On this June morning, the Oncology Outpatient Clinic on the third floor of CHOP’s Buerger Center for Advanced Pediatric Care located on the Raymond G. Perelman Campus was brimming with fun activities. An artist was drawing caricatures of patients, including Amelia, about to turn 7 and portrayed holding a birthday cake. In a photo booth, kids picked out accessories such as sunglasses and hats before getting their pictures snapped. Nearly all of the several dozen kids on the floor had their faces or arms brightly painted.
This was the scene at the 14th annual Fun Fest hosted by Michael’s Way, a Philadelphia-area nonprofit that aims to improve the lives of children with cancer and to support parents struggling under the financial strain that often comes with such a diagnosis. Christopher McElwee founded the organization in 2002 in memory of his brother, Michael, who lost his battle with leukemia at the age of 25.
When initially thinking about how to make a difference, McElwee’s first impulse was to raise money for leukemia research. Then he met a man whose son was diagnosed with cancer. “He was losing his house,” McElwee explains. “I saw the need for a fund that helps people with their nonmedical bills.” Michael’s Way reimburses expenses such as mortgage, utilities, child care and transportation for families with children being treated at CHOP’s Cancer Center and other hospitals. Applications are made through the child’s social worker.

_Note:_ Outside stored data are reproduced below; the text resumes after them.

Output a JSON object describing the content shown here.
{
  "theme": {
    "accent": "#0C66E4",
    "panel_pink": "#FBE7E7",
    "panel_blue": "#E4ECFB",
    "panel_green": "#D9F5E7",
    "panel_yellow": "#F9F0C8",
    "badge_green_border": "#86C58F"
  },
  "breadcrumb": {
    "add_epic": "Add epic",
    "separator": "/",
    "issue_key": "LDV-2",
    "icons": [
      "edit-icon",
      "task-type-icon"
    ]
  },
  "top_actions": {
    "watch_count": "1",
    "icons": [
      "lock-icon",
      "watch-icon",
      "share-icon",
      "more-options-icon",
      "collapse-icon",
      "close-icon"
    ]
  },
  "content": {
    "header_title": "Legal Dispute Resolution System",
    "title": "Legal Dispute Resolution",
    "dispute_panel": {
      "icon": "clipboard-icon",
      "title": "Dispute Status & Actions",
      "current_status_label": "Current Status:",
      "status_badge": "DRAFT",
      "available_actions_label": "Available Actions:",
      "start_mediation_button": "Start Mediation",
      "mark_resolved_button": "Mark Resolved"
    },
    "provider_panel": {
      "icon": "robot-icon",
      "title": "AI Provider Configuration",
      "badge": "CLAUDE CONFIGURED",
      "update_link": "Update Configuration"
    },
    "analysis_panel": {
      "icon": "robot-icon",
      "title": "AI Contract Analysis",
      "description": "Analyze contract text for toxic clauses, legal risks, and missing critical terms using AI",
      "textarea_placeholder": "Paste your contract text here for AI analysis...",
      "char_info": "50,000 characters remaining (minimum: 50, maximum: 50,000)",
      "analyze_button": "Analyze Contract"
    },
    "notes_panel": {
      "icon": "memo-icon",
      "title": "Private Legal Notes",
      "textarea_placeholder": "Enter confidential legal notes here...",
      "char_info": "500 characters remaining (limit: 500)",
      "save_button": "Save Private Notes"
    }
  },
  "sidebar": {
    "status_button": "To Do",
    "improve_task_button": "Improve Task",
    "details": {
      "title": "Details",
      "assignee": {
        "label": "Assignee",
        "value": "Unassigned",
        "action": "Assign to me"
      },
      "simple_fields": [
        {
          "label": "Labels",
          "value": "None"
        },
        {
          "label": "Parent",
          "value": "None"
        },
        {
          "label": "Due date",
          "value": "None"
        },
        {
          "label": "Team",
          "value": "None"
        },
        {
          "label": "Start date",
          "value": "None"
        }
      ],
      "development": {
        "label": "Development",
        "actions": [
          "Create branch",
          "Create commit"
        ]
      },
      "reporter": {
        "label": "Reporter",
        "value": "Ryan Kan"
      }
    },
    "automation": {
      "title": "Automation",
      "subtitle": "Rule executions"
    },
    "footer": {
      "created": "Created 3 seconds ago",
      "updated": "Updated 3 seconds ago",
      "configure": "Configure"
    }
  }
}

And once a year Michael’s Way brings a Fun Fest to an area pediatric cancer center. This year’s CHOP Fest-goers included 5-year-old Zaaheem, who had his face painted like Batman, he said, “Because Batman is tough!” Little Zaaheem looked very serious. Then the real (sort of) Batman walked out of the elevator, accompanied by the real (sort of) Superwoman, and Zaaheem’s face lit up with astonishment and joy.